C’est la double rencontre de Michaux et de Jean Dubuffet qui l’a initié à l’art contemporain. Agrégé de philosophie dès l’âge de 26 ans (1960), il en est devenu très vite un fin connaisseur appelé à s’exprimer dans les émissions du « Panorama » de France-Culture ou dans La Quinzaine littéraire de Nadeau et à l’université qui lui offrit un poste de professeur d’esthétique à Nanterre en 1968. C’est là qu’il proposa à ses étudiants des « séminaires d’incertitude », démonstration suffisante de son esprit exploratoire porté à la torsion des canons.

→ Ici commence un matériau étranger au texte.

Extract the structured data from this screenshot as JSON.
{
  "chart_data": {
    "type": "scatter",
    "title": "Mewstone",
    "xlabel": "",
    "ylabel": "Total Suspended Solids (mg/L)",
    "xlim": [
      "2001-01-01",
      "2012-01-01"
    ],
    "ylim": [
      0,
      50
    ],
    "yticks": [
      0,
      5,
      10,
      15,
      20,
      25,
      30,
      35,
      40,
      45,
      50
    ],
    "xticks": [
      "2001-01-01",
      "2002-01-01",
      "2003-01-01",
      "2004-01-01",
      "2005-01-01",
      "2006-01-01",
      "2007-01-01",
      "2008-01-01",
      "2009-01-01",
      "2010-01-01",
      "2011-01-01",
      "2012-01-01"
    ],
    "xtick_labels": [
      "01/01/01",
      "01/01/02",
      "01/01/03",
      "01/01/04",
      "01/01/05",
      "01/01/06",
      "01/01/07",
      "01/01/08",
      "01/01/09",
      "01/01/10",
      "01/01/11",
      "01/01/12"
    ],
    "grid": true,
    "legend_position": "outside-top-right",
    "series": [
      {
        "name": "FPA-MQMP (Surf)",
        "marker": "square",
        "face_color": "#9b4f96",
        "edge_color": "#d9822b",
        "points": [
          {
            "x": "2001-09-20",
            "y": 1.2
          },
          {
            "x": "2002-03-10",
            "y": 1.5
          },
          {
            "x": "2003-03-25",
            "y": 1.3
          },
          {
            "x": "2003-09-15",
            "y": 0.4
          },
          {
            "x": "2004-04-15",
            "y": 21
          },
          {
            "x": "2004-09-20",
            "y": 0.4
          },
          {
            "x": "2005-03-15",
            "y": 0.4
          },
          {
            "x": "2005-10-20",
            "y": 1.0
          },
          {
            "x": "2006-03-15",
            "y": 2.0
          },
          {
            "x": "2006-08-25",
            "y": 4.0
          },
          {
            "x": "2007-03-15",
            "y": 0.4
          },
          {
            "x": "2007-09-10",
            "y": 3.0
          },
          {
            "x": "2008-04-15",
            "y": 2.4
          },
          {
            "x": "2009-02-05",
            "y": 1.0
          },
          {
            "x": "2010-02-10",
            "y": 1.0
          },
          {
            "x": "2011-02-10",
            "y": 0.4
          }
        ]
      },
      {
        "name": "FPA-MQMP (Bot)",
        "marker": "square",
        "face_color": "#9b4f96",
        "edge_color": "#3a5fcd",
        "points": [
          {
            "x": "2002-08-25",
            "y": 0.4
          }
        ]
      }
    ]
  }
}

Né le 25 octobre 1934, Gilbert Lascault s’était éveillé au monde dans le bouleversement de la guerre — son père retenu en stalag, il connut les déplacements « sans livres et sans jouets » après l’expulsion de sa famille en 1940. C’est ainsi qu’il explique son goût pour les objets dont s’encombre et honore le musée officieux qui lui sert de domicile où de magnifiques objets ethnographiques plus ou moins menaçants rivalisent d’intérêt avec quelque bouddha haché par le temps et des oeuvres de Jean Hélion, d’Antonio Seguí ou de Pierre Alechinsky. « Mes objets m’aident, déclarait-il au Monde en mai 2008. Mes parents étaient de petits quincailliers d’Obernai et mon lieu ressemble à une quincaillerie chaotique. Les peintures, sculptures, photographies m’incitent à penser un peu, à rêver, à écrire des textes le plus souvent brefs et disséminés. Je métamorphose mes chambres, comme le font bien des créateurs amis, comme le faisaient les surréalistes et auparavant Victor Hugo ou Apollinaire. En me glissant dans une coquille, j’invente des proses ludiques. J’essaie de me surprendre légèrement, de ne pas m’ennuyer. Mes phrases ne m’éblouissent pas, mais elles me donnent de minuscules plaisirs, des instants de bonheur discret. » 

[1] Klincksieck, 1973 ; réédition 2004.